Przyznał, że PiS chciałby realizować też kolejny podpunkt z programu PSL. - Dotację 70 tys. zł na start dla firmy, założenie działalności gospodarczej, realizowaną przez powiatowe urzędy pracy. Także ustawę o równych płacach kobiet i mężczyzn, co wyczytaliśmy w programie Lewicy. Jesteśmy gotowi na radykalne działania w myśl postulatów Lewicy - dodał.
- I wreszcie z programu Konfederacji podpisujemy się pod postulatem, w którym my mamy wiarygodność, nie nasi przeciwnicy, którzy już się wycofują rakiem z postulatu podniesienia kwoty wolnej. Konfederacja zapowiedziała, by było to do poziomu minimalnego wynagrodzenia i rosło wraz z nim. To dobry postulat - mówił Morawiecki.
Przypomniał, że PiS zwiększył kwotę wolną od podatku z 3091 zł do 30 tys. zł. - Dziesięciokrotny wzrost przy bardzo dobrym stanie budżetu. To, co spina trzy wielkie punkty naszego programu, to fakt, że przy naszej wielkiej polityce obniżki podatków, wielkiej polityce społecznej, wielkiej polityce lokalnej, doprowadziliśmy do ponad dwukrotnego wzrostu wpływów do budżetu państwa - przekonywał.

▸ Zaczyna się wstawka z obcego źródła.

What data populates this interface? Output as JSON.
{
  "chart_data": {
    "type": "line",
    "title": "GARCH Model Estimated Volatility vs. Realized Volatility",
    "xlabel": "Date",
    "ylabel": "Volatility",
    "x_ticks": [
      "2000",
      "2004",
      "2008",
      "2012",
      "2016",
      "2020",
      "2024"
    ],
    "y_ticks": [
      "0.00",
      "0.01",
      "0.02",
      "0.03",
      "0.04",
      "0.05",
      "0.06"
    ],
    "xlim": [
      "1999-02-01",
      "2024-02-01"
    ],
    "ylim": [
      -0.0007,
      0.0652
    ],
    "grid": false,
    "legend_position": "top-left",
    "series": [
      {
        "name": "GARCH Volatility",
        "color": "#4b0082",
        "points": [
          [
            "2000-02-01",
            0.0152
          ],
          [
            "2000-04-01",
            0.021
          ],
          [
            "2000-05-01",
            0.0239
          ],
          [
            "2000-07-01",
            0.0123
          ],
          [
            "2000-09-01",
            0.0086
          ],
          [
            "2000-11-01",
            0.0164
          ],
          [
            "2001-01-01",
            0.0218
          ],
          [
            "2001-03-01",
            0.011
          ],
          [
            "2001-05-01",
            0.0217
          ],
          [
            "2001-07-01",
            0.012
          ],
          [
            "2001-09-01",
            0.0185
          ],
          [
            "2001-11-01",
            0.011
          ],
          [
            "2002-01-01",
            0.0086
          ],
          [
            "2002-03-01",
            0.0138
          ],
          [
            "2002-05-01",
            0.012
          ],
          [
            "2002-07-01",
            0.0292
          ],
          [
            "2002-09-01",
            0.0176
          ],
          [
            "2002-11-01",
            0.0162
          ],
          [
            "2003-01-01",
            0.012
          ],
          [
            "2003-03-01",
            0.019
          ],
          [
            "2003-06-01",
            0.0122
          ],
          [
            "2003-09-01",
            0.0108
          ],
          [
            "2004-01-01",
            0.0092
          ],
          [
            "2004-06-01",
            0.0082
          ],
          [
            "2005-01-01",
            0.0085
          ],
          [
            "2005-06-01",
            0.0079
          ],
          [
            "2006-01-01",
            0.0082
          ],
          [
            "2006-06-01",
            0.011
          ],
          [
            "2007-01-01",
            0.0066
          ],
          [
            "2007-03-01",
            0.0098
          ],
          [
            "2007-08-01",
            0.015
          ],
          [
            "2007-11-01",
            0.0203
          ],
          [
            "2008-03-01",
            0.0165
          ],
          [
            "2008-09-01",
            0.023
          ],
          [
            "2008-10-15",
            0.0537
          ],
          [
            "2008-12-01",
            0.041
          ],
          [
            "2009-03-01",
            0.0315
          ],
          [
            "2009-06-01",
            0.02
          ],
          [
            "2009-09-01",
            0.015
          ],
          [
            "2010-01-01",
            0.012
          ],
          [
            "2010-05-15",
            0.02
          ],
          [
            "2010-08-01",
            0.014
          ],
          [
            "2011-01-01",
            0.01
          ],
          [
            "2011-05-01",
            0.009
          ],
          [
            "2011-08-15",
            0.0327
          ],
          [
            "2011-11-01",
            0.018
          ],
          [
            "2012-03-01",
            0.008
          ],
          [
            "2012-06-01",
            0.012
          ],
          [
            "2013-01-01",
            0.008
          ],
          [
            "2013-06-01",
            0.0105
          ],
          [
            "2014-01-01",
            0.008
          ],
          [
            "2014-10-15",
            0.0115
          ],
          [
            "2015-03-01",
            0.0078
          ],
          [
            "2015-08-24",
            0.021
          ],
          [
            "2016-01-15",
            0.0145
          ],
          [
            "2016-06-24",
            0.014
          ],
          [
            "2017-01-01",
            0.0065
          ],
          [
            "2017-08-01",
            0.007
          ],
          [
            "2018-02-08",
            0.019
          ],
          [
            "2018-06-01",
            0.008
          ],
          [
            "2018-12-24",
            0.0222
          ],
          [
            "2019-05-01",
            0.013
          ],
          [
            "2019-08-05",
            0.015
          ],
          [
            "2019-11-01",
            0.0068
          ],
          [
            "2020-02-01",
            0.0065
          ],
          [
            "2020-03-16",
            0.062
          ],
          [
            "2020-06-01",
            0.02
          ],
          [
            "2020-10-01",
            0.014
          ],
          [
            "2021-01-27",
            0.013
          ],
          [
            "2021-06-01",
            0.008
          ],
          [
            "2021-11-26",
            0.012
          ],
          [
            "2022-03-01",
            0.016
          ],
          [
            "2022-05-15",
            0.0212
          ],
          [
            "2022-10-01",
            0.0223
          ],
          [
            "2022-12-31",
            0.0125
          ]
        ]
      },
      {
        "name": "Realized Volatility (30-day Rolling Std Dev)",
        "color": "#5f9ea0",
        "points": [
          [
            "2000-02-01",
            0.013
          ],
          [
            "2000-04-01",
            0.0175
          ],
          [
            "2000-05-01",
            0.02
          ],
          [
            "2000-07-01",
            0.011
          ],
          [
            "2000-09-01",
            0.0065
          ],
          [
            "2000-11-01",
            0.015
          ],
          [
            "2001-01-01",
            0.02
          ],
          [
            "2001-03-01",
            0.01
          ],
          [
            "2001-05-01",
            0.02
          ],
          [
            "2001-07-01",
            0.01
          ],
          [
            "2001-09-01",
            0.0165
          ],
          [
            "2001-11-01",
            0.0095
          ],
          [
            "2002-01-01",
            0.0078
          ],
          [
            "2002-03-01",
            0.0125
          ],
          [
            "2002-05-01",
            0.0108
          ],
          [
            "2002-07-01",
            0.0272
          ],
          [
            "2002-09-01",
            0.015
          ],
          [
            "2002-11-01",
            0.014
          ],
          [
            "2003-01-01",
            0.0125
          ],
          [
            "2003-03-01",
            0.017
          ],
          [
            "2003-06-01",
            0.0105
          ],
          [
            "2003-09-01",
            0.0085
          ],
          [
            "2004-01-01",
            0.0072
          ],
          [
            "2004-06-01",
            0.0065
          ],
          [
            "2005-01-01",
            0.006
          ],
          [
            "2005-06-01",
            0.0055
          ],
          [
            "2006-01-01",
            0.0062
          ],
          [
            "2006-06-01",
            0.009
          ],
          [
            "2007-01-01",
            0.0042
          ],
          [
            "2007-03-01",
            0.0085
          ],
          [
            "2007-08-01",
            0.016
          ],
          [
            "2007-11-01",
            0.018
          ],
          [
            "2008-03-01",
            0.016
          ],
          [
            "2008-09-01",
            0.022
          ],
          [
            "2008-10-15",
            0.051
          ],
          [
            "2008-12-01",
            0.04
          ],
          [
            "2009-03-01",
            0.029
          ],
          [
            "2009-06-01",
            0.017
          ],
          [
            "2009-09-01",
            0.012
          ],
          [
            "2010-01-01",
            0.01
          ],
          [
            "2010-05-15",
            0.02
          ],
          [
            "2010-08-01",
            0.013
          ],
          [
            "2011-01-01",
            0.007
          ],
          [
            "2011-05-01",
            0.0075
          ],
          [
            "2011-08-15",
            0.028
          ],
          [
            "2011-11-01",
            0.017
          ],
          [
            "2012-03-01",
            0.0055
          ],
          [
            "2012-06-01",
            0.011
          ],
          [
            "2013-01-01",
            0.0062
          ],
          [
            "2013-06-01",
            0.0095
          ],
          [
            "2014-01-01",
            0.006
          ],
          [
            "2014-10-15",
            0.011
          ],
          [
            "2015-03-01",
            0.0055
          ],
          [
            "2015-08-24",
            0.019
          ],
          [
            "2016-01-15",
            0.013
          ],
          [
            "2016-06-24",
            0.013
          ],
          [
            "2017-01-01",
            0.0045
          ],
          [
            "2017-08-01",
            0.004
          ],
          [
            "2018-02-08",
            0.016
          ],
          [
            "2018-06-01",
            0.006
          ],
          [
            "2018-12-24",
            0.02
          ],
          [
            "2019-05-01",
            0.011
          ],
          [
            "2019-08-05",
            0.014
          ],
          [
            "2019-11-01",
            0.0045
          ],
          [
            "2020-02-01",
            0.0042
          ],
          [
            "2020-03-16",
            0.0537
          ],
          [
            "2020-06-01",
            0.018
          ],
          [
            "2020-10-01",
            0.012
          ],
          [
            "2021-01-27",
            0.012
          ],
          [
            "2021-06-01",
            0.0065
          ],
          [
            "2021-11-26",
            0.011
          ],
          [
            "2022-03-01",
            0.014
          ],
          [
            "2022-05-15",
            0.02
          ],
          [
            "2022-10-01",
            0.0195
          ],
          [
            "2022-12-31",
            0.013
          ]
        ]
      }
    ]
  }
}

Zwracał się do parlamentarzystów, których "miłe sercu jest dobre funkcjonowanie finansów publicznych". - Nie dopuśćmy do władzy tych, przez których doszło do zapaści finansów publicznych. Takie są te podstawowe nasze postulaty, trzy pierwsze filary z dekalogu polskich spraw, które proponujemy jako fundament dla koalicji polskich spraw - dodał.
Kolejne elementy dekalogu polskich spraw mają być prezentowane przez PiS w przyszłym tygodniu.

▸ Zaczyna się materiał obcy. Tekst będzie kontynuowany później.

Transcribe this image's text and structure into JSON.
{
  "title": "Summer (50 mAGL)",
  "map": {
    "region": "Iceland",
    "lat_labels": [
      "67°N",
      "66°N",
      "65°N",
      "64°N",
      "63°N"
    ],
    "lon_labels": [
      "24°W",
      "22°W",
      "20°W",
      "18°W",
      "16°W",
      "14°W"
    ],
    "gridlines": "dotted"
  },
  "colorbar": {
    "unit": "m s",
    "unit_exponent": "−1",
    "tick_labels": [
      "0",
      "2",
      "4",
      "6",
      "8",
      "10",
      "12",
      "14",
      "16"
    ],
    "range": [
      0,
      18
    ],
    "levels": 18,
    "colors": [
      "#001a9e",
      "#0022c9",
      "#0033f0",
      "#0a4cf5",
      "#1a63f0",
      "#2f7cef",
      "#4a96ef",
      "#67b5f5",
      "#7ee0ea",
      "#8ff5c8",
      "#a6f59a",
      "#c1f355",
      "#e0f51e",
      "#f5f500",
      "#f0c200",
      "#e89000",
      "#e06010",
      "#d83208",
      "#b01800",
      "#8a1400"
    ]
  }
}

Hołownia o propozycji Morawieckiego. "O rok za późno"
O deklarację tworzenia ponadpartyjnego rządu przez Mateusza Morawieckiego został zapytany Szymon Hołownia, marszałek Sejmu i lider Polski 2050.
- Bardzo się cieszę z tych deklaracji, tylko padają o rok za późno. Bo to trzeba przed wyborami było rozmawiać, czy ma się zdolność koalicyjną i lubi się projekty innych ugrupowań, a innych nie lubi. Nie wtedy, gdy ma się nóż na gardle, jak Morawiecki w tej chwili. Drugą kwestią jest wiarygodność autora tych słów. Wszystko to traktuję jak opowieści z mchu i paproci - powiedział.